Professor Patience Crowder of the University of Denver’s Sturm College of Law praised Ball’s work and the ground it is breaking. “In her scholarship, Alina has adeptly identified the absolute need for an intersection between corporate law and critical race theory—for the express purpose of achieving social justice for underserved populations.”
Ball’s former law school professor and mentor Gerald López of UCLA Law School added, “For Alina, scholarship is not a way to insist, ‘I am the first to do this or that,’ but another way to say, ‘I aim to join others in doing all I can to illuminate how we might better define and address the predicaments we face.’”
As with her work as a scholar, Ball goes the extra mile to bridge the gap between doctrine and clinical work, partnering with her colleague Manoj Viswanathan, a professor of tax law, to add a tax practicum to the SEEE experience. “This course was Alina’s brainchild,” he said. “It’s inspired by [Alina’s] desire to more completely represent her existing social enterprise clients on tax issues that went beyond these clients’ initial scopes of engagement.”
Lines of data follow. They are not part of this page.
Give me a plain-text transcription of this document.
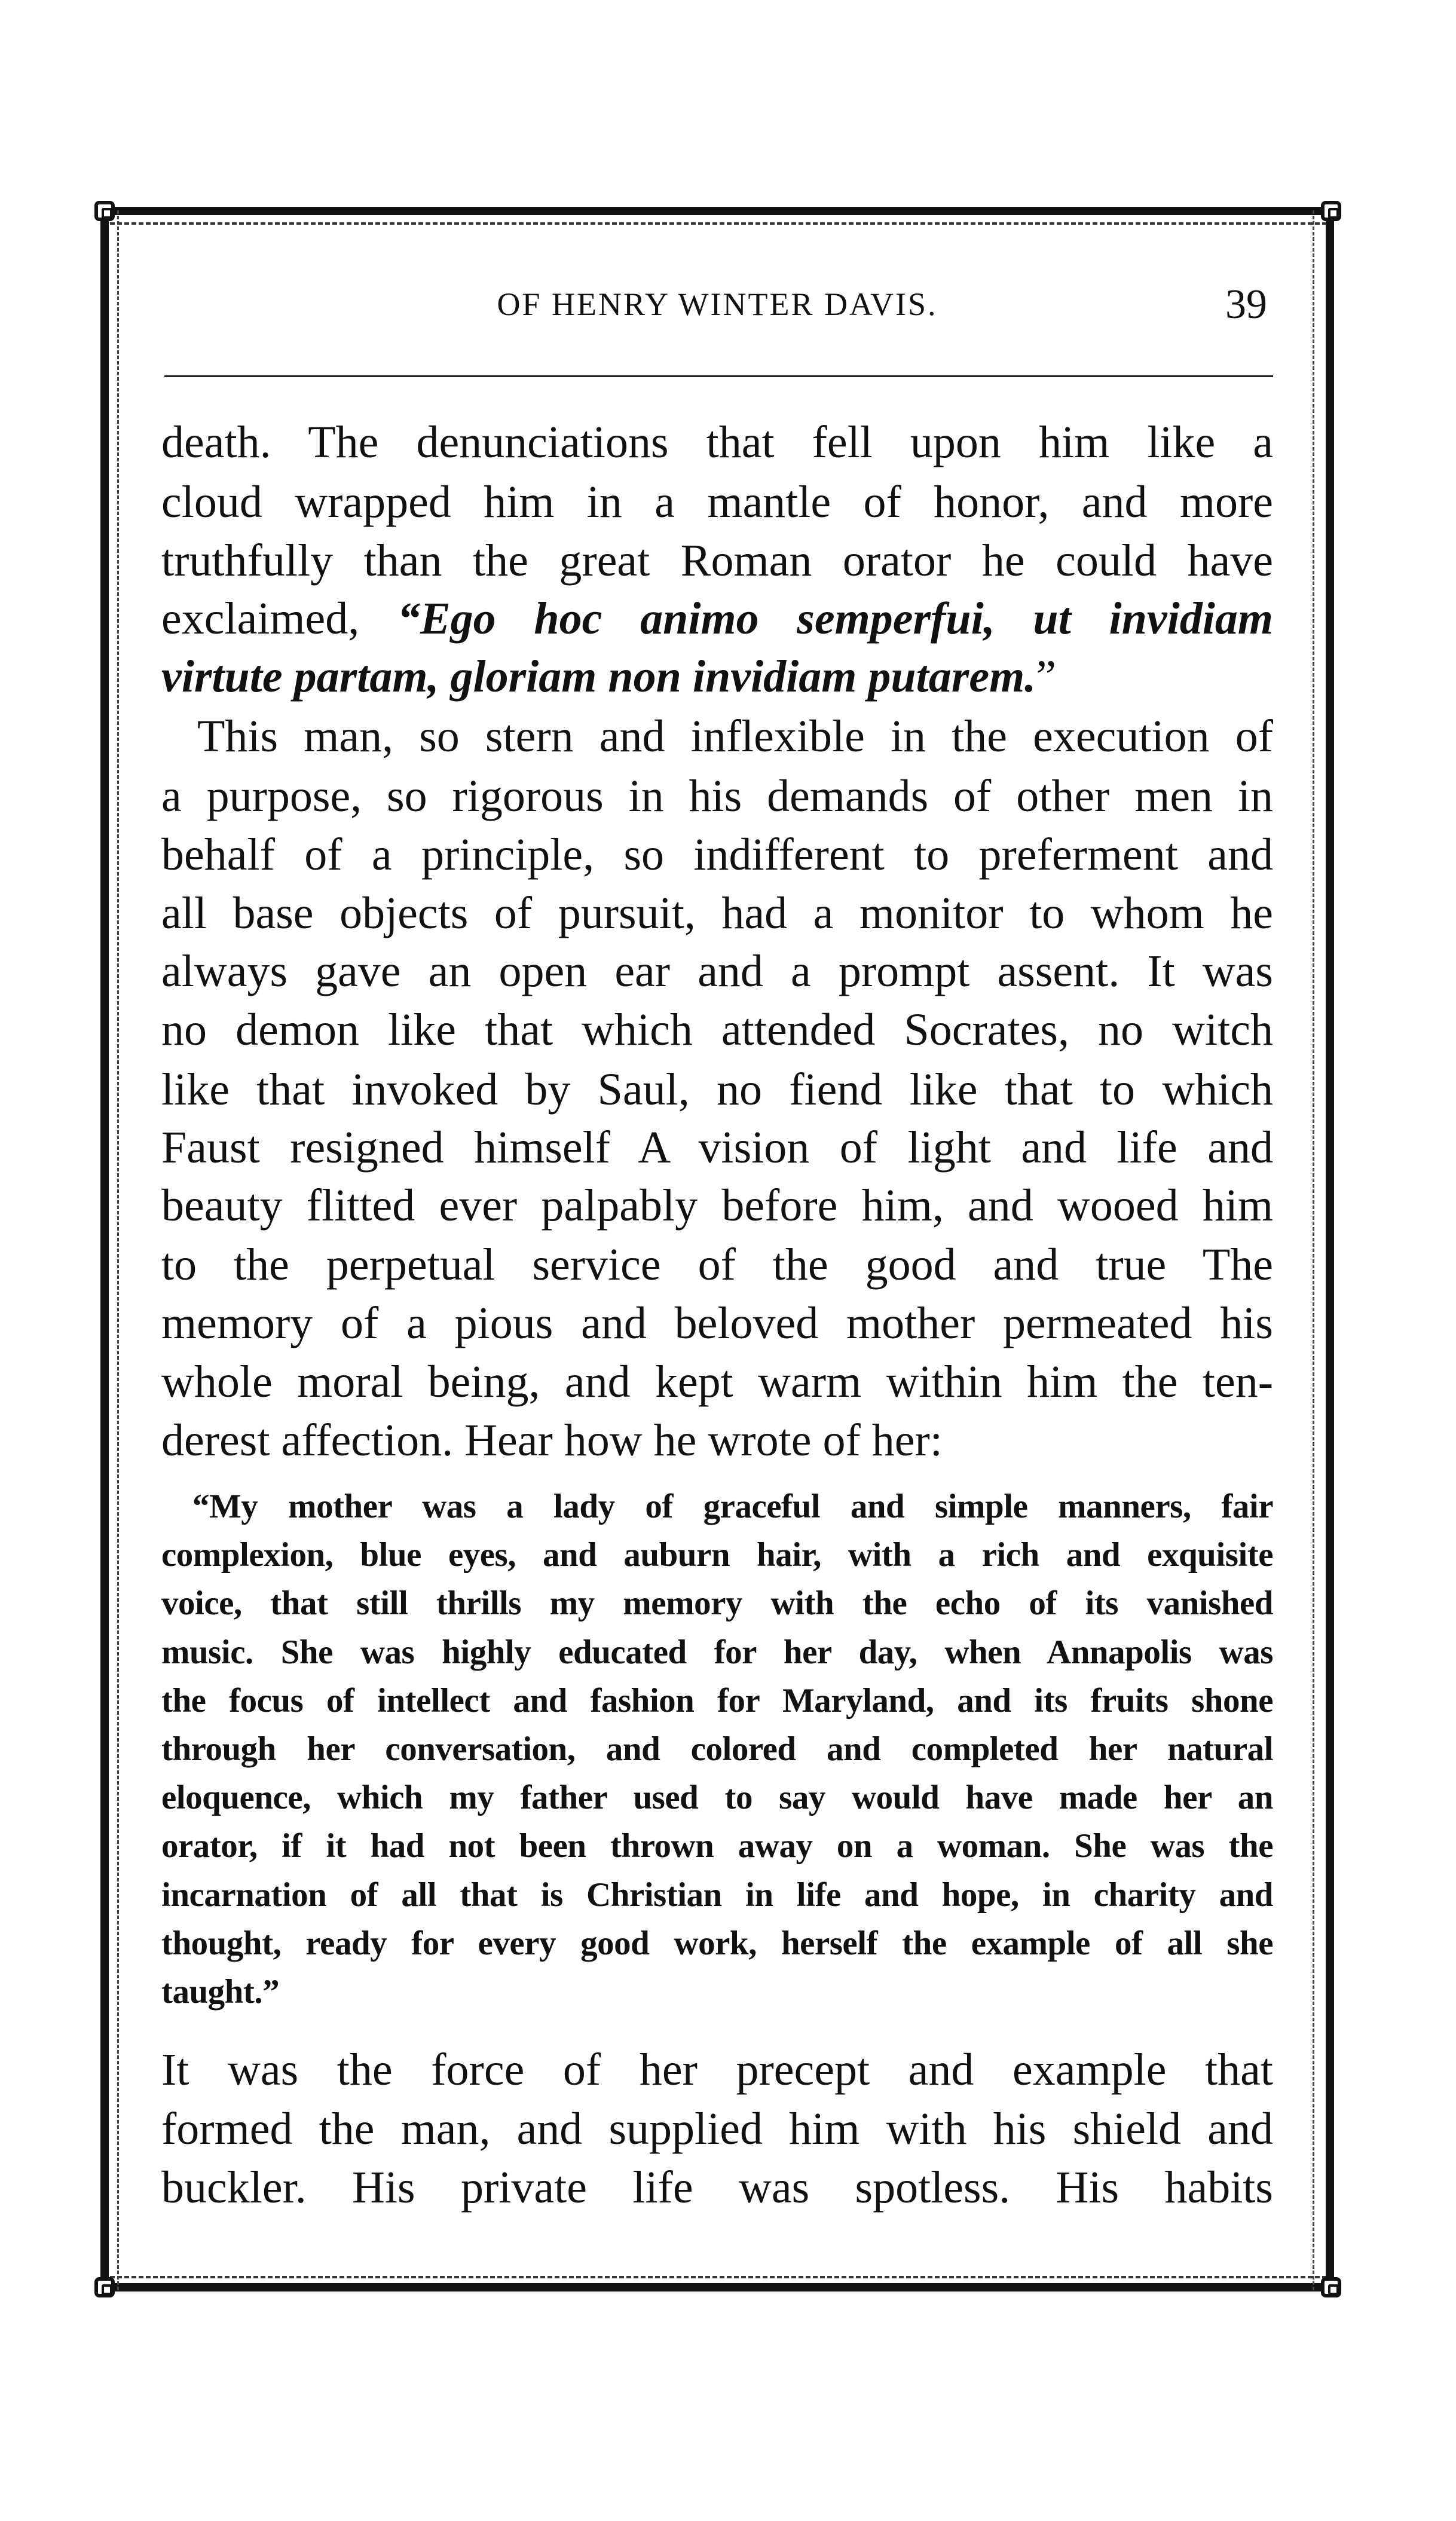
OF HENRY WINTER DAVIS.	39
death. The denunciations that fell upon him like a
cloud wrapped him in a mantle of honor, and more
truthfully than the great Roman orator he could have
exclaimed, “Ego hoc animo semperfui, ut invidiam
virtute partam, gloriam non invidiam putarem.”
This man, so stern and inflexible in the execution of
a purpose, so rigorous in his demands of other men in
behalf of a principle, so indifferent to preferment and
all base objects of pursuit, had a monitor to whom he
always gave an open ear and a prompt assent. It was
no demon like that which attended Socrates, no witch
like that invoked by Saul, no fiend like that to which
Faust resigned himself A vision of light and life and
beauty flitted ever palpably before him, and wooed him
to the perpetual service of the good and true The
memory of a pious and beloved mother permeated his
whole moral being, and kept warm within him the ten-
derest affection. Hear how he wrote of her:
“My mother was a lady of graceful and simple manners, fair
complexion, blue eyes, and auburn hair, with a rich and exquisite
voice, that still thrills my memory with the echo of its vanished
music. She was highly educated for her day, when Annapolis was
the focus of intellect and fashion for Maryland, and its fruits shone
through her conversation, and colored and completed her natural
eloquence, which my father used to say would have made her an
orator, if it had not been thrown away on a woman. She was the
incarnation of all that is Christian in life and hope, in charity and
thought, ready for every good work, herself the example of all she
taught.”
It was the force of her precept and example that
formed the man, and supplied him with his shield and
buckler. His private life was spotless. His habits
Each semester, eight students enroll in Ball’s clinic, representing clients in legal teams of two. Her students described her as a formidable professor—one who holds them wholly accountable for their work and does not hesitate to inform them when their efforts fall short. But they also described Ball as a tireless advocate for them.
“Law school makes it difficult to envision a path for a conscious attorney that isn’t pure public interest work,” said Ball’s former student Danisha Brar ’16. “Alina provided me with a new way to look at social justice: through the means of doing transactional work for social enterprises. Alina also taught me that there is more than one way to be, look, and act like a lawyer.”
As devoted as Ball is to her legal scholarship, it’s clear that she is equally inspired by her work as an educator. “The clients get me out of bed in the morning, but the students are my hope for the future,” Ball said. Wherever the road takes them, Ball wants her students to be successful in their careers. In Ball’s definition, “successful” simply means happy and fulfilled. “Our profession can offer that if you make the right decisions,” she said.
Ball tells all her students the same thing: “No matter how hard you’re working, I’m working harder.” She doesn’t say it to intimidate them or to scare them into working harder, but so they have something to aspire to. “There’s a lot of work, and you stay a long time at your desk,” Ball said, “but in the end, it’s really gratifying.”